Similar to the findings by Adejuyigbe et al., children with acute poisoning were majorly those under 5 years of age, mostly of male gender and kerosene ingestion was the most common. Overcrowding with limited space for proper storage of household chemicals like kerosene, storage of such chemicals in attractive containers may have played some roles.
The review noted an appreciable proportion of children dying from the non-communicable diseases, significantly in children 5 years and above. The development of immunity to common childhood diseases such as malaria and rotavirus in the older children as well as an introduction of vaccines against other preventable childhood diseases can explain the trend away from communicable disease as observed from the review. The high morbidity ratios of diseases such as asthma, sickle cell anemia noted in this review has not changed from the observations made in several studies. The implication is that less attention is still paid to these diseases, which will continue to impact of children if not reversed. Asthma is showing increasing incidence in the developing parts of the world and constituting an important factor in daily-adjusted life year’s indices of the populations. This review has shown that such non-communicable diseases, which are often chronic, cause appreciable morbidity and should be controlled to improve the quality of life of the individuals.

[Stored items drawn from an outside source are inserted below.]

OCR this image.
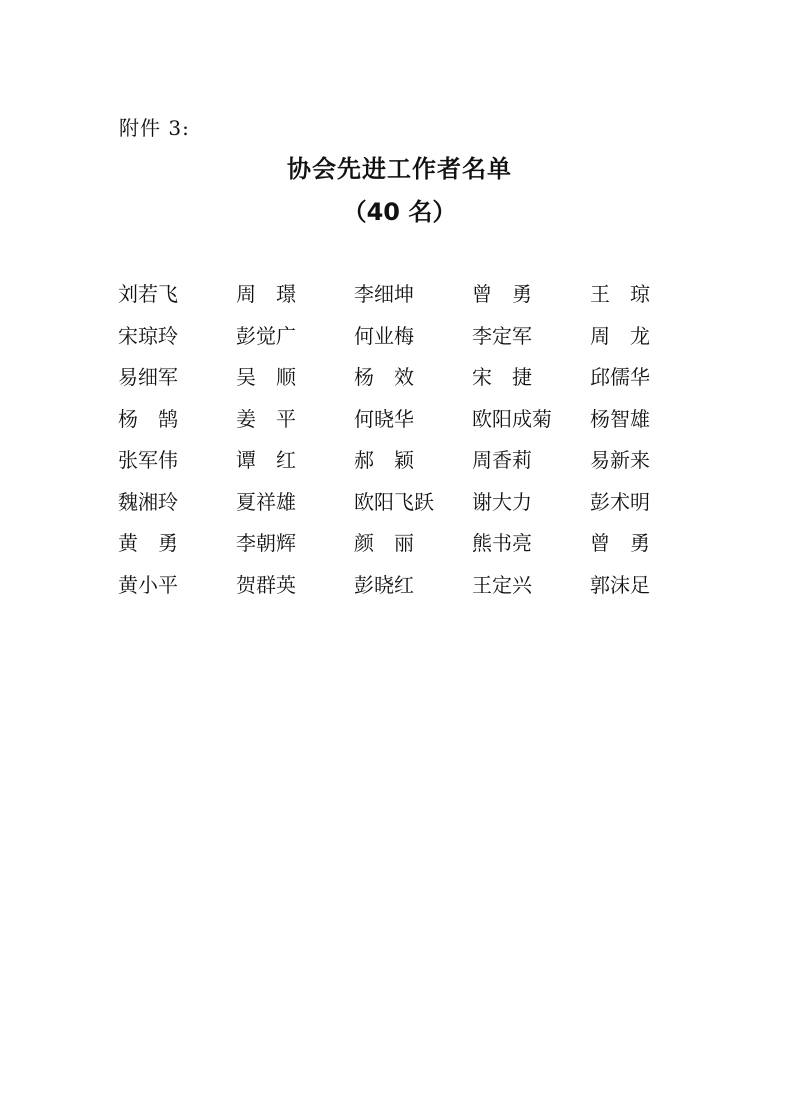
附件 3:
协会先进工作者名单
（40 名）
刘若飞	周璟	李细坤	曾勇	王琼
宋琼玲	彭觉广	何业梅	李定军	周龙
易细军	吴顺	杨效	宋捷	邱儒华
杨鹄	姜平	何晓华	欧阳成菊	杨智雄
张军伟	谭红	郝颖	周香莉	易新来
魏湘玲	夏祥雄	欧阳飞跃	谢大力	彭术明
黄勇	李朝辉	颜丽	熊书亮	曾勇
黄小平	贺群英	彭晓红	王定兴	郭沫足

The findings of this review although showing similarity to other studies still shares the limitation associated with hospital-based studies which are the restrictions in the extrapolation of the outcome to the general population. Furthermore the lack of pathological confirmation of causes of death may affect some of the probable causes of death.
Preventable diseases still constitute the major cause of morbidly and mortality in our facility and children <5 years of age are commonly affected. Improvement of the social and health system may impact to reduce the incidence of these diseases and their impact on the health of children.
We are grateful to the nurses in children emergency room, FMC Asaba who kept the admission registers and the medical records officers who retrieved the case notes.